06’8’11私の朝食は、もう長い間パン食である。
麺類の好きな人は、ご飯でなければ麺、となるが、私はご飯でなければパンだ。 しかし、なかなかおいしいパンが手近に入手できない。たまにレストランでトーストを注文すると、びっくりするほどおいしいことがある。 まわりはカリッと、中はフンワリ、だ。 こういうパンが手に入らないかなと思っていた。
どこそこのパンがおいしいと聞くとそれを買いに行く。 しかし、ちょっと違うのである。
家でパンを焼いている友達は、みんな「おいしい」と言う。 天然酵母パンもできると言うが、私は天然酵母のパンよりもイーストのパンが好みである。 トーストにしたときにカリカリ・フンワリがいいのだから。私も自分で焼いてみようかなと思い始めていた。 いろいろ尋ねてみると、お米を研ぐ手間と大差ない簡単さだと言う。 後始末もお釜を洗うのと同じだと。 焼きあがり時間も予約できるらしい。
ホームベーカリーと言う名で家電メーカーが「家庭用パン製造機」を売り出している。 私をホームベーカリー購入に踏み切らせたのは、友達の「よそにお土産に持っていっても”焼きたての自家製”は喜ばれるわよ」の言葉だったのかもしれない。
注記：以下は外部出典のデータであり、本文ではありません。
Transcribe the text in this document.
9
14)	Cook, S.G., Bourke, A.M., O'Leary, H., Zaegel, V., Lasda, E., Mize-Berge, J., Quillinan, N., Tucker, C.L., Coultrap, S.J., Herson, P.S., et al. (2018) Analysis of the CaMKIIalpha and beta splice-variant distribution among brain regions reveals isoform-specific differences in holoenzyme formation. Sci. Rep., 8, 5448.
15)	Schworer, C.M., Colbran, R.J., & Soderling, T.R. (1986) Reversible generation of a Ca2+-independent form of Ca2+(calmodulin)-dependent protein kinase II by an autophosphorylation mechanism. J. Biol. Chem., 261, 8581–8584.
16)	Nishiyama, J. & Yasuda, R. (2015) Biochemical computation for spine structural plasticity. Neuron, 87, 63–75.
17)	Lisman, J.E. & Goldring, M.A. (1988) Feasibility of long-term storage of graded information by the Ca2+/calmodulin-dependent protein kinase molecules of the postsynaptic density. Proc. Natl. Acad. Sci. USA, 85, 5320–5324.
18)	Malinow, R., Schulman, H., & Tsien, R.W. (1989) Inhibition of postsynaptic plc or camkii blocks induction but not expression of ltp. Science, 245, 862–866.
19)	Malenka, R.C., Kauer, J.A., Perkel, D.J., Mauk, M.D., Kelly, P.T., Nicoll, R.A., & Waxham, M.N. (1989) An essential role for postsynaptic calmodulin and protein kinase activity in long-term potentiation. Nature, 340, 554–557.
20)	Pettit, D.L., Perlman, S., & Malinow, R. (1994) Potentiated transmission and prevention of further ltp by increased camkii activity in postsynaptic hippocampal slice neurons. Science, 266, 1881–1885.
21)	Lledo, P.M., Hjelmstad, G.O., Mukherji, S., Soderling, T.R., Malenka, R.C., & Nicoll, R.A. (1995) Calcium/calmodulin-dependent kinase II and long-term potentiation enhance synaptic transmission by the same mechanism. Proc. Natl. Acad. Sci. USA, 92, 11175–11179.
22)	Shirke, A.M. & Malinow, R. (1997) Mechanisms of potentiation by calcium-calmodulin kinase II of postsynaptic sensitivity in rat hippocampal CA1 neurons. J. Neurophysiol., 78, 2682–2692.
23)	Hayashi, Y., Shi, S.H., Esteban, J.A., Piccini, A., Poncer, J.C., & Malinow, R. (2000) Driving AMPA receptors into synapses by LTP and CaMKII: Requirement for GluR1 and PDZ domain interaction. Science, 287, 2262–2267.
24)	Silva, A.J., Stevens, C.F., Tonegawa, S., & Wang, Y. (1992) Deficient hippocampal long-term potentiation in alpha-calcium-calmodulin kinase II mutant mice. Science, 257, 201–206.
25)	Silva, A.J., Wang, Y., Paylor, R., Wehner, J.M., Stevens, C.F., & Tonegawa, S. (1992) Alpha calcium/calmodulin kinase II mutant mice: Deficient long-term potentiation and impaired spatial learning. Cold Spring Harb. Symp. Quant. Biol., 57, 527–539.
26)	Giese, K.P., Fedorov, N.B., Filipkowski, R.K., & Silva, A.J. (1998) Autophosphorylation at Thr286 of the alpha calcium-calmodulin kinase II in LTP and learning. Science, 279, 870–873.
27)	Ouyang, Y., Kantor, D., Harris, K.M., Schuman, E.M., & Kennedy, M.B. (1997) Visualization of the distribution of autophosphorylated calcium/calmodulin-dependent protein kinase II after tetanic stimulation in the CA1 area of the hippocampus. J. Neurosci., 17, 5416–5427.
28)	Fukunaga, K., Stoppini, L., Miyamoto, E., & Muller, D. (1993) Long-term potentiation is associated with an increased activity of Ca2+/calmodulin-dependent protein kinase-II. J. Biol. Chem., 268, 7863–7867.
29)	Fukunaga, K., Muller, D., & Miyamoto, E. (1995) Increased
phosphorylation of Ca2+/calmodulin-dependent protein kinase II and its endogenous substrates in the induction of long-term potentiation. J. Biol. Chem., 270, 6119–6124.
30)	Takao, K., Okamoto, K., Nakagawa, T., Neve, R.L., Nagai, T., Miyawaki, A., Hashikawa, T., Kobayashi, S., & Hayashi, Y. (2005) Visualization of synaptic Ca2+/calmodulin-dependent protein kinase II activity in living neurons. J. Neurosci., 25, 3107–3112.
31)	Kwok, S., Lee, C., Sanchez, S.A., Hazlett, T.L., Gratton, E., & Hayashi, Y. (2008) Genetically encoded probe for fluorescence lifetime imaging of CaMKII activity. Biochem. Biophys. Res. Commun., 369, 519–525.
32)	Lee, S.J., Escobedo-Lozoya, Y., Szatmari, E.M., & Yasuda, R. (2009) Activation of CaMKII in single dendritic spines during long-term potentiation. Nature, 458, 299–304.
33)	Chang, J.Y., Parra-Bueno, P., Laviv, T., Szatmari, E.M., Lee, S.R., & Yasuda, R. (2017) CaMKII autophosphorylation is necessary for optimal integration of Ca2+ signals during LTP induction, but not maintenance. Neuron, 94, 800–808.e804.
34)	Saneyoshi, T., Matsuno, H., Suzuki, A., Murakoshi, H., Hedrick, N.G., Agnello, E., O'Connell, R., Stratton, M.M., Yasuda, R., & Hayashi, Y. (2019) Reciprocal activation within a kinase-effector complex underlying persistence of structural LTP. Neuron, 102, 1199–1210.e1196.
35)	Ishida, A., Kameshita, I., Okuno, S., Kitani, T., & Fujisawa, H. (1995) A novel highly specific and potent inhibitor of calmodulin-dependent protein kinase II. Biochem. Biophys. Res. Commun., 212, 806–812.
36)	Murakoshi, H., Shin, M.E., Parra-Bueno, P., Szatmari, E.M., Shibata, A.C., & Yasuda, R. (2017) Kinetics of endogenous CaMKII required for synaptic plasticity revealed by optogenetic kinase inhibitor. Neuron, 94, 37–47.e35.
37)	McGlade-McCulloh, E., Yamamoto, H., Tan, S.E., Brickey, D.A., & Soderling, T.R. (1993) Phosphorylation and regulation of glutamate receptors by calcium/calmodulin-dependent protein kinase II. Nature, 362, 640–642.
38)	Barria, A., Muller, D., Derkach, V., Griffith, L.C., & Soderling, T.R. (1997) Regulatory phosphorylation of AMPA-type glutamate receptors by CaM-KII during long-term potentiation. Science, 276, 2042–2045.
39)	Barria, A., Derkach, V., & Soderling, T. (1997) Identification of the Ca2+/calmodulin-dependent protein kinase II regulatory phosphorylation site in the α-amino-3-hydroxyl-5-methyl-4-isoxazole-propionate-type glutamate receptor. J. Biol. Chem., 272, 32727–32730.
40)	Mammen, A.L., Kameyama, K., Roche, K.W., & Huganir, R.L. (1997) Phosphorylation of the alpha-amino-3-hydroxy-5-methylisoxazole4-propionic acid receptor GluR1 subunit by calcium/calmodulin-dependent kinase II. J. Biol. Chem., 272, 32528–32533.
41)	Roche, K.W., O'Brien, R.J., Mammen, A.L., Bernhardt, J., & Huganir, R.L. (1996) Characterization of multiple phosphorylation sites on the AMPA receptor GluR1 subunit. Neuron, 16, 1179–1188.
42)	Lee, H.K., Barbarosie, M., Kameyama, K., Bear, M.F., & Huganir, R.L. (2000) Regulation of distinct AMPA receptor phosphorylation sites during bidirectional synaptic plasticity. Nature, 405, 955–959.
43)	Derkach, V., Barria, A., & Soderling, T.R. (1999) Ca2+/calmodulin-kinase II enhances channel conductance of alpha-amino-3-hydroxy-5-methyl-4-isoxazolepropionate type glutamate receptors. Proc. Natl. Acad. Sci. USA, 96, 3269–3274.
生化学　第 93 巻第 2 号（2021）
友達の使い勝手を聞いたり、ネットでも調べたりして、ほぼ機種を決め、家電店に出かけた。 ほかにも用事があったので、立川まで電車で出た。 離れた場所に駐車するよりも、駅前の店には電車のほうが早そうだと思ったのである。「大して重くはないですよ」、と言うので梱包してもらったが、結構な目方である。 重いものを背負うのは平気なのだけれど、手にぶら下げるのは苦手だ。 おまけに、行きは日傘だった晴雨兼用傘が、帰りは夕立が来て雨傘になっていた。 車にすれば良かったと思いながら家に着いたときには、私も荷物もかなりぬれてしまっていた。
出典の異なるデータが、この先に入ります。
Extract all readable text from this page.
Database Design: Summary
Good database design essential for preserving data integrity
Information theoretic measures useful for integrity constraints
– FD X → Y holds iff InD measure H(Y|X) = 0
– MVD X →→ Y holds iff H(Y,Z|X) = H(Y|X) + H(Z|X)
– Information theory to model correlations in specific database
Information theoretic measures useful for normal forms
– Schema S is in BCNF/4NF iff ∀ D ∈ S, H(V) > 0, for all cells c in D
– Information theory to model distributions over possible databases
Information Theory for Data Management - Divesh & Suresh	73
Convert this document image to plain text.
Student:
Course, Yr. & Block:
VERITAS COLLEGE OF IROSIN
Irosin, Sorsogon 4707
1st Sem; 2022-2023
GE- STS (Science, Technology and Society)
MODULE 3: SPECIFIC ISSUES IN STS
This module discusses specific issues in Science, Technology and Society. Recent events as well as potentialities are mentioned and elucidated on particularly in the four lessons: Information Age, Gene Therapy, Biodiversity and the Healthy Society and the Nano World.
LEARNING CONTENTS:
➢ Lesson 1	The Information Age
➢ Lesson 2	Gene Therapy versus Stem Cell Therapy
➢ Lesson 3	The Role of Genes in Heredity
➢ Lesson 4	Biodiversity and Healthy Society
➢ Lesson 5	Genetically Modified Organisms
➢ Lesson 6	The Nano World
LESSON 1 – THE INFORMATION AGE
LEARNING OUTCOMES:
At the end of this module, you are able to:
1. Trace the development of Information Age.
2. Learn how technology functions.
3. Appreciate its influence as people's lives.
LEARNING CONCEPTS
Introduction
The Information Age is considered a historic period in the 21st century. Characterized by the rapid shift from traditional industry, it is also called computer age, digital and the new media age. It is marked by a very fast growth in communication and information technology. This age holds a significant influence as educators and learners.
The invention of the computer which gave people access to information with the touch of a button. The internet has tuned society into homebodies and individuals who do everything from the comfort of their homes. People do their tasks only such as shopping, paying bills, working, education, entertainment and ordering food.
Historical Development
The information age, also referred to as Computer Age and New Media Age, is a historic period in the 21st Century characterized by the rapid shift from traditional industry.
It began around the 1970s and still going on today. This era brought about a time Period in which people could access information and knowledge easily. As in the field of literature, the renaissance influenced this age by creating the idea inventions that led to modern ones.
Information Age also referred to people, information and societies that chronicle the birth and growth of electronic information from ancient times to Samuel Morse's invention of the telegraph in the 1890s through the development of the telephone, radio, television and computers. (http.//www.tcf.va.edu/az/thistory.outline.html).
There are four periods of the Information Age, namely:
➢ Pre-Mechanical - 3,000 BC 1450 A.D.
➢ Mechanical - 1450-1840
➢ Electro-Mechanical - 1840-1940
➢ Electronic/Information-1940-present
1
ものを買うとまず丁寧にマニュアルを読むのが私のいつものやり方である。
スーパーで調達しておいた材料で、翌朝、焼き立てが食べられるようにと、時刻の予約もした。
ところが、焼きたてのパンは切りにくい。 それ以来、早めに焼くことにしている。我が家のパンをまだ二回焼いただけという日の夕方近く、孫の修学旅行土産を持って、次男一家がやってきた。 真新しいホームベーカリーを見たヨメゴが、「いいですねぇ」と盛んに言う。 「毎日おいしいパンが食べられていいでしょう」と言われた娘も、「本当においしいよ」と答えている。
「うちでもほしいな」と、付属の「パンの本」を熱心に読んでいるヨメゴに、「そんなにほしければ買えよ」と息子が言っている。
私はおそらくパンしか焼かないだろうけれど、彼女はこれを利用していろいろ作るだろう。 こまめに良くやる人である。
「焼きあがるまで四時間かかるから、今から焼いて持っていけば」と言うと、「今日は四時間はいられない」と言う。一日おきにパンを焼いて二ヶ月、私にもさすがに加減が分かってきた。 塩を規定の半量にした我が家の食パンは、私の望んだ味に焼き上がっている。
息子のところで買ったかどうかはまだ知らない。